The BBC Website has provided an application that, by inputting your location, age, height and weight, plots how you rank in relation to the world’s population for BMI.
The new BBC calculator can tell you if you are a healthy weight for your height and how you rank against others globally.
Using your age, sex, nationality, height and weight, it will come up with a number representing your Body Mass Index or BMI.
This is a measure doctors use to gauge obesity.
The app plots your BMI and shows how you compare to people from your own and other nations.

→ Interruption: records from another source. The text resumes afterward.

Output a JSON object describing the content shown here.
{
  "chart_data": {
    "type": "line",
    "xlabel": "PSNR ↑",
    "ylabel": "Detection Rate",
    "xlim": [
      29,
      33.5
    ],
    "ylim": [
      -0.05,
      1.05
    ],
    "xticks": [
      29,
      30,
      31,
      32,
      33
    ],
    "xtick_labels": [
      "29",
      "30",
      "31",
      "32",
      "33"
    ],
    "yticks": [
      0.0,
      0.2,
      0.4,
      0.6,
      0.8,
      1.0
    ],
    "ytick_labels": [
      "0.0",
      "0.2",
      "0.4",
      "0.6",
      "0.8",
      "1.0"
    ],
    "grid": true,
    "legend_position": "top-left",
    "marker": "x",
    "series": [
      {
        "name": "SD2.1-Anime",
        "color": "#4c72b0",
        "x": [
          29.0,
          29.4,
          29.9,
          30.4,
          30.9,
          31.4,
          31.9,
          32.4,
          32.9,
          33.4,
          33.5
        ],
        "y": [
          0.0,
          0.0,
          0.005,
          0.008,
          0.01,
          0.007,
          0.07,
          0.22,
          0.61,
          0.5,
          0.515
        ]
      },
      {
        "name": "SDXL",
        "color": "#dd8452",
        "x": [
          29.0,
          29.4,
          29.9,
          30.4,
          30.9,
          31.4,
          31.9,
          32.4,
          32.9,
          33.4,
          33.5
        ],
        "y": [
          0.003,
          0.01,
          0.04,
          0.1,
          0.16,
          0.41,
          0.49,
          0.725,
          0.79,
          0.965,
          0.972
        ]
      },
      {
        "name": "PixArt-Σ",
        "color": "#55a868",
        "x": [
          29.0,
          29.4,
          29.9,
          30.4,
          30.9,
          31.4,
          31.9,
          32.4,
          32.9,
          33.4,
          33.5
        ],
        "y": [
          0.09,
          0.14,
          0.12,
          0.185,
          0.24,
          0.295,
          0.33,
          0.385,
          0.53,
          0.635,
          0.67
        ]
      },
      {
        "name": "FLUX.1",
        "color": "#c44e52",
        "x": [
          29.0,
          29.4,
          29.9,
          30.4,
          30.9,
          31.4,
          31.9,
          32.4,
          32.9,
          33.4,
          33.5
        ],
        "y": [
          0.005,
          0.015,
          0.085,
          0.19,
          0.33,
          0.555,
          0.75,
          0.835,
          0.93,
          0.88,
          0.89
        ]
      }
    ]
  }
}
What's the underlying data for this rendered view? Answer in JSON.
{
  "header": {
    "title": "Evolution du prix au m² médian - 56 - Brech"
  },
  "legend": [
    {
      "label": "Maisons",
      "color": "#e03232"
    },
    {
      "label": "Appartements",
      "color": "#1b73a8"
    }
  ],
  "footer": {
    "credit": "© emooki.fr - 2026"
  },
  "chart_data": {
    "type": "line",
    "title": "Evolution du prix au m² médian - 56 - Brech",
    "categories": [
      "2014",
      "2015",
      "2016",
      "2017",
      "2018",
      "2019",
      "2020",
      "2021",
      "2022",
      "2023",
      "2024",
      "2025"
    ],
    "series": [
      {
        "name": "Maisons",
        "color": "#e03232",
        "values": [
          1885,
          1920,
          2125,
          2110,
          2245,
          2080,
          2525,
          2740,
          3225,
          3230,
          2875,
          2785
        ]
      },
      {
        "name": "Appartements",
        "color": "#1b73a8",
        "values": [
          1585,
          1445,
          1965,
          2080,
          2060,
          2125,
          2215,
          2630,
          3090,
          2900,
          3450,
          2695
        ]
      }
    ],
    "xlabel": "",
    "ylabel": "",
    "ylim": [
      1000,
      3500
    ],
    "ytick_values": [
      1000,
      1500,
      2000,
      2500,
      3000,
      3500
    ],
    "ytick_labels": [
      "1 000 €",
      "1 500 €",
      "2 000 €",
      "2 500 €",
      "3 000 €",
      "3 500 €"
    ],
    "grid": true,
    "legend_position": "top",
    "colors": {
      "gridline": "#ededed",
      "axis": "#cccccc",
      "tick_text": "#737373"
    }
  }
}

Researchers see global weight gain as a bigger threat to mankind than population growth.
As well as the health implications, experts are also concerned about the environmental impact.
The adult human population has a combined weight of 287,000,000 tonnes, researchers say.
Increasing obesity could have the same impact on global resources as an extra billion people, they believe.
The website goes on to present 5 case studies of random people on the street in London’s results and reactions to their results. I gave it a go as well. My BMI came in at 19, no great shock there. I’ve been underweight my whole life, and I know full well I’m sitting in the “healthy” range for the first time. Even though my health right now is not as optimal as it should be.
What did interest me, however, were the statistics presented side by side with these results. For example my BMI puts me most like the average person from Eritrea. Do you know where that is? I didn’t! I had to google it. Turns out it’s a small country located on the Horn Of Africa and, according to the stats on the BBC website, has the second lowest average BMI in the world. Beaten only by Vietnam, interestingly enough, and skinnier than places like Cambodia, Afghanistan and DR Congo.
I also received the following information:
- You have a lower BMI than 92% of females aged 15-29 in your country
- You have a lower BMI than 72% of females aged 15-29 in the world
- If everyone in the world had the same BMI as you, it would remove 53,903,224 tonnes from the total weight of the world’s population
While I found this really interesting information, it didn’t tell me anything about how healthy I was. I can tell you right now I’m not that healthy. As I write this I’m sipping coffee and chowing down on a chocolate bar. And if you think about the average person in all of these countries, their BMI doesn’t represent their health either. For example Italy is sitting smack bam between Yemen and Pakistan. Do you think the health of people in Italy is the same as Yemen and Pakistan?
This exercise was interesting, and I enjoyed it, but do I think it really helped me understand the impact of an unhealthy society? Not really. I appreciate where it was coming from, and the thought behind it, and indeed one woman said the exercise has changed the way she thinks about her weight. But for others it’s made them question themselves, in a way I don’t feel is helpful. I think this woman, the fifth case study, summed it up best:
I don’t feel the BMI says anything, as long as I feel healthy. I have done the BMI test previously. I feel healthy. I don’t look at my health by looking at my BMI.
What do you think of having this application available? Do you feel this website is helpful or harmful? Do you consider your BMI when thinking about your health?